Having a car in Milan is convenient if you are going to explore the area. Firstly, you can go north, to the magnificent lakes, where it is not at all convenient to get there without a car. Secondly, visit the ancient Bergamo, Brescia, Piacenza and Verona itself: with a car, you can easily pack a couple, even three cities in one day. Finally, it would be nice to have a car for those who use the Milan-Bergamo airport, it is quite far from the city itself. But keep in mind that all entrances to Milan along the highway are paid, and quite long traffic jams often accumulate on them. You can rent a car from one of the many European and world car rental companies – Sixt, Hertz, Avis, Eurocar, etc.

Those who came to the city by car or rented a car on the spot should know the following information: parking on the city streets costs 2.50 EUR per hour (2 EUR for 5 hours after 20:00). To pay, you need to buy a SostaMilano card at a tobacco shop, erase the protective layer from the desired date and time of day, like in a lottery ticket, and then put it against the windshield inside the car.

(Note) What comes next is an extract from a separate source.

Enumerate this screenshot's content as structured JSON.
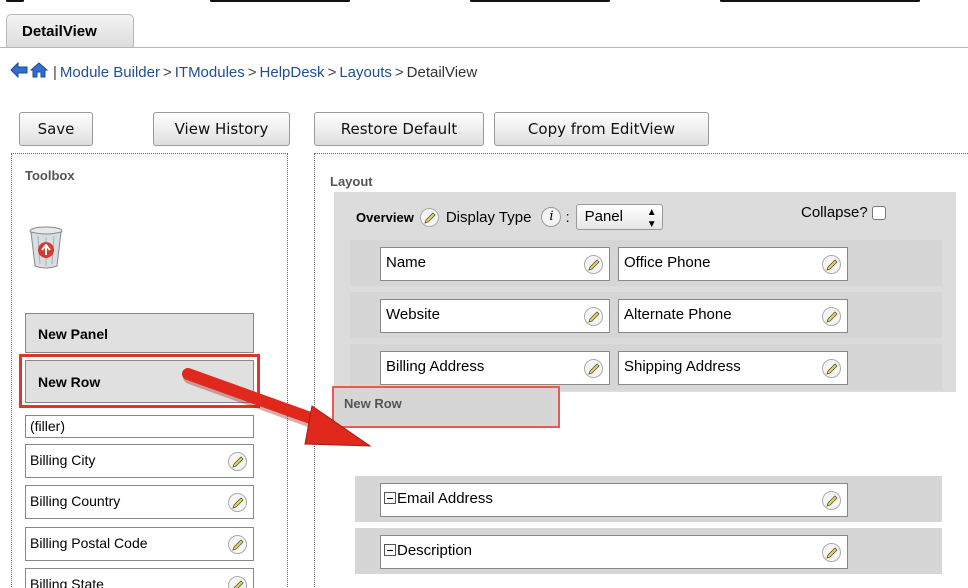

Underground parking will cost EUR 5 for the first two hours and then from EUR 1.50 to EUR 2 for each subsequent hour.

In Milan there is the so-called Area C – the area of ​​ the historical center, where you can get from Monday to Friday from 7:30 to 19:30 by any type of transport only for a fee. You can get to Area C through one of the 43 points of Cerchia dei Bastioni. Payment methods: through special machines, using coupons purchased at tobacco and newsstands or on the website.

Communication and Wi-Fi

In 2012, about 500 urban Wi-Fi points were launched in Milan. After registering in the OpenWifi Milano network, everyone is entitled to 300 Mb of traffic daily, after which the speed drops to 192 Kb / s. But registering on the network is not so simple: it requires a mobile phone number as an ID, and users with a foreign SIM card can do this at an ATM hotspot in Duomo Square, which is open only at certain hours of the day. In addition, free Wi-Fi is available in a number of public places: Palazzo Marino, libraries, and some museums.


MilanoCard is a typical discount card for city guests. It gives the owner the opportunity to use public transport (metro, tram, bus, city train) for free, visit about 20 city museums for free (or with a significant discount), as well as the right to special prices and offers in about 500 establishments, including restaurants, shops, exhibition and sports grounds, concert halls, wellness clubs, etc.

The most common types of MilanoCard are for 24 hours and for 3 days. There are also advanced options such as the MilanoCard plus the Vittorio Emanuele Gallery Rooftop Tour or TraMilano (includes the use of the Hop-On – Hop-Off Tourist Bus, which travels along a sightseeing route and allows passengers to get off and on at any stop as many times as they like during the day).

The card can be purchased in advance by paying with a bank card or via PayPal, and picked up at the airport, train station or at your hotel. The MilanoCard is issued to a specific person and cannot be transferred to others. Children under 10 receive a card free of charge.